A blockchain network decides which block to consider valid through a process called consensus. Bitcoin uses Nakamoto consensus which determines the correct chain by the one with the most amount of work done on it. Ethereum uses modified GHOST consensus which factors in the production of stale or “uncle” blocks into the consideration of longest chain.

Hierarchical Longest Chain Rule follows similar mechanisms to Nakamoto & GHOST with additional constraints of child chain organization. This set of decisions comes down to a fairly simple outcome: the parent chain always wins.

HLCR derives its usefulness through coordinating decision making in hierarchical distributed systems. To illustrate the multi-ploy process in a more familiar domain, consider the allocation of a companies budget to various departments, which in turn allocate to individual employees. In this scenario the company must consider the immediate gains of the top-down decision with the known input of the individual employees. The approach to solving the above type of multi-ploy decision problem is known as multi-level programming.

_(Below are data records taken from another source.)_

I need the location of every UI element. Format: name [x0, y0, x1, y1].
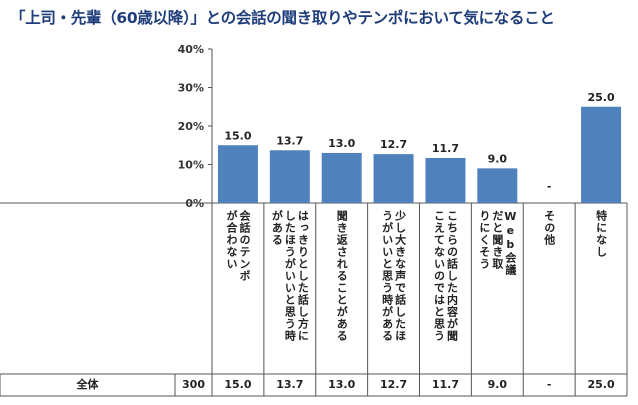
chart-title: 「上司・先輩（60歳以降）」との会話の聞き取りやテンポにおいて気になること — [10, 9, 555, 27]
data-label: 13.0 — [328, 137, 355, 150]
bar — [373, 154, 414, 203]
y-tick-label: 30% — [178, 82, 204, 95]
bar — [269, 150, 310, 203]
y-tick-label: 40% — [178, 43, 204, 56]
data-label: - — [547, 180, 552, 193]
table-n-value: 300 — [182, 378, 205, 391]
bar-layer — [217, 106, 622, 203]
bar — [477, 168, 518, 203]
table-value: - — [546, 378, 552, 391]
category-label: 特になし — [594, 210, 608, 258]
label-layer: 15.0 13.7 13.0 12.7 11.7 9.0 - 25.0 — [224, 91, 615, 193]
table-row-label: 全体 — [76, 378, 99, 391]
y-tick-label: 20% — [178, 120, 204, 133]
bar — [425, 157, 466, 203]
data-label: 13.7 — [276, 134, 303, 147]
data-label: 15.0 — [224, 129, 251, 142]
y-tick-label: 10% — [178, 159, 204, 172]
table-value: 15.0 — [224, 378, 252, 391]
category-label: 少し大きな声で話したほ うがいいと思う時がある — [380, 210, 407, 342]
table-row: 全体 300 15.0 13.7 13.0 12.7 11.7 9.0 - 25.0 — [0, 374, 638, 396]
grid-layer: 0%10%20%30%40% — [0, 43, 628, 397]
data-label: 11.7 — [432, 142, 459, 155]
data-label: 25.0 — [587, 91, 614, 104]
category-label: 聞き返されることがある — [335, 210, 349, 342]
table-value: 25.0 — [587, 378, 615, 391]
category-label: 会話のテンポ が合わない — [224, 210, 251, 282]
bar — [217, 145, 258, 203]
table-value: 11.7 — [431, 378, 459, 391]
bar — [581, 106, 622, 203]
table-value: 13.0 — [328, 378, 356, 391]
category-label: こちらの話した内容が聞 こえてないのではと思う — [432, 210, 459, 342]
data-label: 12.7 — [380, 138, 407, 151]
category-label: その他 — [542, 210, 556, 246]
table-value: 13.7 — [276, 378, 304, 391]
table-value: 12.7 — [379, 378, 408, 391]
table-value: 9.0 — [487, 378, 508, 391]
bar — [321, 152, 362, 203]
data-label: 9.0 — [488, 152, 508, 165]
category-label: はっきりとした話し方に したほうがいいと思う時 がある — [270, 210, 310, 342]
category-label: Web会議 だと聞き取 りにくそう — [477, 210, 517, 276]
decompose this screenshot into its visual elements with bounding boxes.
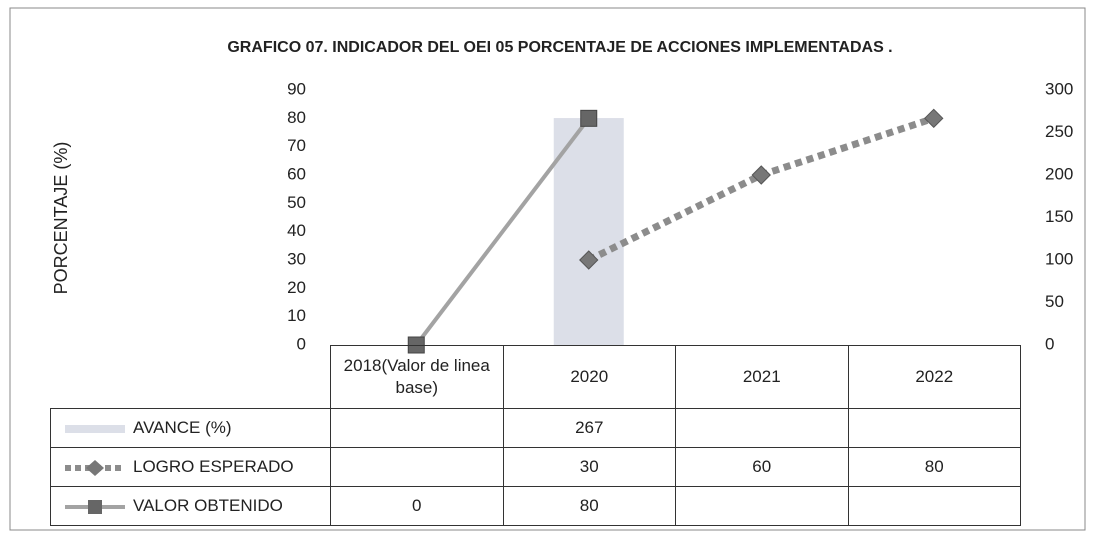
legend-swatch	[65, 424, 125, 433]
table-cell: 267	[502, 408, 676, 448]
data-table: 2018(Valor de linea base) 2020 2021 2022 AVA…	[50, 345, 1021, 526]
legend-label: LOGRO ESPERADO	[133, 457, 294, 476]
y-tick-label: 10	[287, 306, 306, 325]
line	[414, 117, 591, 347]
marker	[579, 250, 599, 270]
table-cell	[675, 486, 849, 526]
value-label: 267	[575, 418, 604, 437]
legend-label: VALOR OBTENIDO	[133, 496, 283, 515]
bar	[553, 118, 624, 345]
x-tick-label: 2021	[675, 345, 849, 409]
header-row: 2018(Valor de linea base) 2020 2021 2022	[51, 345, 1021, 409]
y2-tick-label: 200	[1045, 164, 1073, 183]
table-cell	[675, 408, 849, 448]
y-axis-label: PORCENTAJE (%)	[51, 142, 71, 295]
table-cell	[847, 408, 1021, 448]
table-cell: 0	[330, 486, 504, 526]
table-cell: 80	[847, 447, 1021, 487]
legend-cell: AVANCE (%)	[50, 408, 331, 448]
value-label: 80	[924, 457, 944, 476]
legend-cell: LOGRO ESPERADO	[50, 447, 331, 487]
x-tick-label: 2018(Valor de linea base)	[330, 345, 504, 409]
legend-label: AVANCE (%)	[133, 418, 232, 437]
y2-tick-label: 150	[1045, 207, 1073, 226]
legend-key	[65, 499, 125, 514]
y-tick-label: 80	[287, 108, 306, 127]
marker	[751, 165, 771, 185]
y-tick-label: 40	[287, 221, 306, 240]
value-label: 80	[579, 496, 599, 515]
y2-tick-label: 0	[1045, 334, 1054, 353]
table-cell: 30	[502, 447, 676, 487]
table-cell	[847, 486, 1021, 526]
line	[587, 115, 935, 264]
y2-tick-label: 300	[1045, 79, 1073, 98]
table-cell	[330, 447, 504, 487]
y-tick-label: 30	[287, 249, 306, 268]
legend-key	[65, 459, 125, 476]
table-row: LOGRO ESPERADO 30 60 80	[50, 447, 1021, 487]
y-tick-label: 60	[287, 164, 306, 183]
table-row: AVANCE (%) 267	[50, 408, 1021, 448]
value-label: 60	[752, 457, 772, 476]
x-tick-label: 2020	[502, 345, 676, 409]
x-tick-label: 2022	[847, 345, 1021, 409]
table-cell	[330, 408, 504, 448]
value-label: 0	[412, 496, 422, 515]
corner	[51, 346, 331, 409]
y-tick-label: 20	[287, 278, 306, 297]
y-tick-label: 70	[287, 136, 306, 155]
y-tick-label: 0	[297, 334, 306, 353]
legend-key	[65, 424, 125, 433]
table-cell: 60	[675, 447, 849, 487]
table-cell: 80	[502, 486, 676, 526]
y-tick-label: 50	[287, 193, 306, 212]
y2-tick-label: 250	[1045, 122, 1073, 141]
legend-cell: VALOR OBTENIDO	[50, 486, 331, 526]
marker	[924, 108, 944, 129]
chart-title: GRAFICO 07. INDICADOR DEL OEI 05 PORCENT…	[227, 39, 892, 56]
marker	[580, 109, 598, 127]
y-tick-label: 90	[287, 79, 306, 98]
frame	[9, 7, 1086, 531]
legend-marker	[88, 499, 102, 514]
y2-tick-label: 100	[1045, 249, 1073, 268]
value-label: 30	[579, 457, 599, 476]
legend-marker	[86, 459, 104, 476]
y2-tick-label: 50	[1045, 292, 1064, 311]
table-row: VALOR OBTENIDO 0 80	[50, 486, 1021, 526]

In the event of conflicting decisions within the hierarchy, tie-breaking between subgraphs occurs through performing a branch and bound algorithm on the known space. In HLCR this branch and bound algorithm is a maximization function of the work performed within the subtree. This multi-ploy optimization function allows for coordinated finality across the hierarchy since a dominant chain can flip between decision states based on knowledge of greater subordinate work up until the point a block has been built upon it.

Head Choice Resolution Examples

Let’s consider the scenario of a single parent and child chain relationship. Here two different blocks are competing to be included in the Z1 chain.

The two blocks have been created such that Z1* #8 is also a block in Region while the Z1 #8 is a sole Zone block. Following the ruleset that the parent chain always wins, the canonical block would become Z1* #8 since it is a subordinate of R1 #3. This in turn uncles the Z1 #8 block.

Consider a fork within a dominant chain at block #2 for R1 and R1*. The fork has subordinate extensions up to Z1 #4 and Z1* #7 respectively. HLCR dictates that R1* #2 would be canonical due to the heavier subordinate extension at Z1* #7.

Based on network latencies and the extent to which R1 #2 was perceived as canonical, there exists a non-zero subset of blockchain nodes that will need to synchronize to the R1* #2 and Z1* #7 chains. In this process of synchronization the R1 #2 block and its subordinate extension to Z1 #4 will be marked as uncles and considered non-canonical.

Conclusion

The rulesets defined in BlockReduce and HLCR can be generalized across a multi-level hierarchy such that many shards can individually achieve consistency as network level consensus is delayed. Along with individual consistency, strict topological ordering is applied via HLCR such that shards have proper global order while running in parallel. The decoupling of consistency and consensus allows for a multi-threaded approach to blockchain scalability that is truly one of a kind.